L'unico modo per garantire che gli esseri umani ne traggano vantaggio, anziché esserne ingannati, è investire nella formazione e nell'istruzione a tutti i livelli. Ciò significa andare oltre il banale consiglio di investire in competenze complementari all'IA. Che sebbene ovviamente necessario, è comunque insufficiente. Quello di cui abbiamo veramente bisogno è insegnare a studenti e lavoratori a coesistere con gli strumenti dell'intelligenza artificiale e utilizzarli nel modo giusto.

Il terzo ostacolo è rappresentato dai modelli di business dell'industria tecnologica. Non otterremo un'IA migliore se le aziende tecnologiche non vi investono. Ma il settore è oggi più concentrato che mai, e le aziende dominanti sono completamente dedicate alla ricerca sull’AGI e sulle applicazioni che sostituiscono e manipolano l'essere umano. Un'enorme fetta dei ricavi del settore proviene dagli annunci digitali, basati sulla raccolta di dati approfonditi degli utenti e sulla loro adesione alle piattaforme e alle loro offerte, e dalla vendita di strumenti e servizi per l'automazione.
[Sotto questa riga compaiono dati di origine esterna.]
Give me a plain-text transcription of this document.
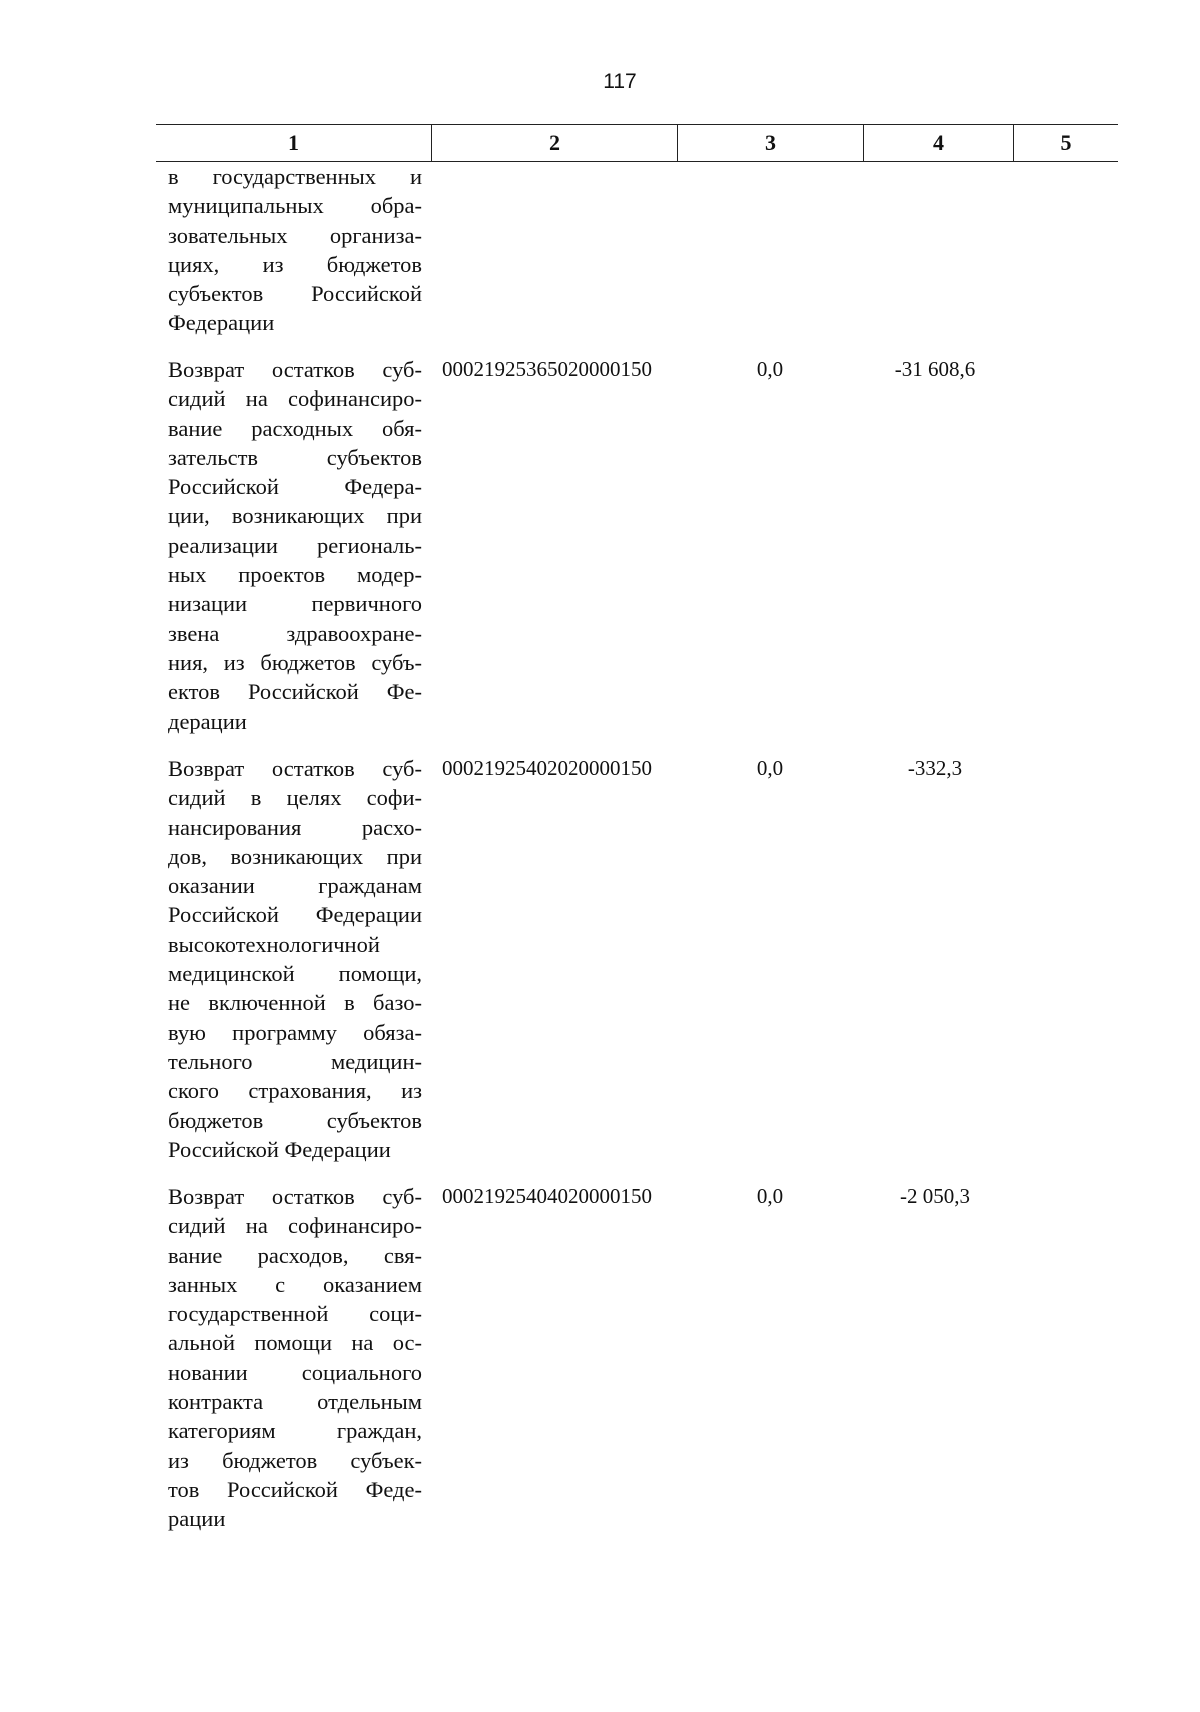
117
1	2	3	4	5
в государственных и
муниципальных обра-
зовательных организа-
циях, из бюджетов
субъектов Российской
Федерации
Возврат остатков суб-
сидий на софинансиро-
вание расходных обя-
зательств субъектов
Российской Федера-
ции, возникающих при
реализации региональ-
ных проектов модер-
низации первичного
звена здравоохране-
ния, из бюджетов субъ-
ектов Российской Фе-
дерации
00021925365020000150	0,0	-31 608,6
Возврат остатков суб-
сидий в целях софи-
нансирования расхо-
дов, возникающих при
оказании гражданам
Российской Федерации
высокотехнологичной
медицинской помощи,
не включенной в базо-
вую программу обяза-
тельного медицин-
ского страхования, из
бюджетов субъектов
Российской Федерации
00021925402020000150	0,0	-332,3
Возврат остатков суб-
сидий на софинансиро-
вание расходов, свя-
занных с оказанием
государственной соци-
альной помощи на ос-
новании социального
контракта отдельным
категориям граждан,
из бюджетов субъек-
тов Российской Феде-
рации
00021925404020000150	0,0	-2 050,3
Ma è improbabile che nuovi modelli di business emergano da soli. Gli operatori storici hanno costruito grandi imperi e monopolizzato le risorse chiave di capitale, dati e talenti, lasciando gli aspiranti concorrenti in una posizione di crescente svantaggio competitivo. Eventuali nuovi operatori che si facessero strada sarebbero probabilmente acquisiti da uno dei giganti tecnologici e non sfiderebbero il loro modello di business.

Il punto è che abbiamo bisogno di un'agenda contro l’intelligenza artificiale generale, che sia invece pro-umanità. I lavoratori e i cittadini dovrebbero avere il potere di spingere l'IA in una direzione che possa mantenere la sua promessa di essere una tecnologia dell'informazione. Ma perché ciò accada, avremo bisogno di una nuova narrativa nei media, nella politica e nella società civile, e di normative e politiche molto migliori. I governi possono contribuire a cambiare la direzione dell'intelligenza artificiale, anziché limitarsi a reagire ai problemi che si presentano. Ma occorre innanzitutto che i politici riconoscano il problema.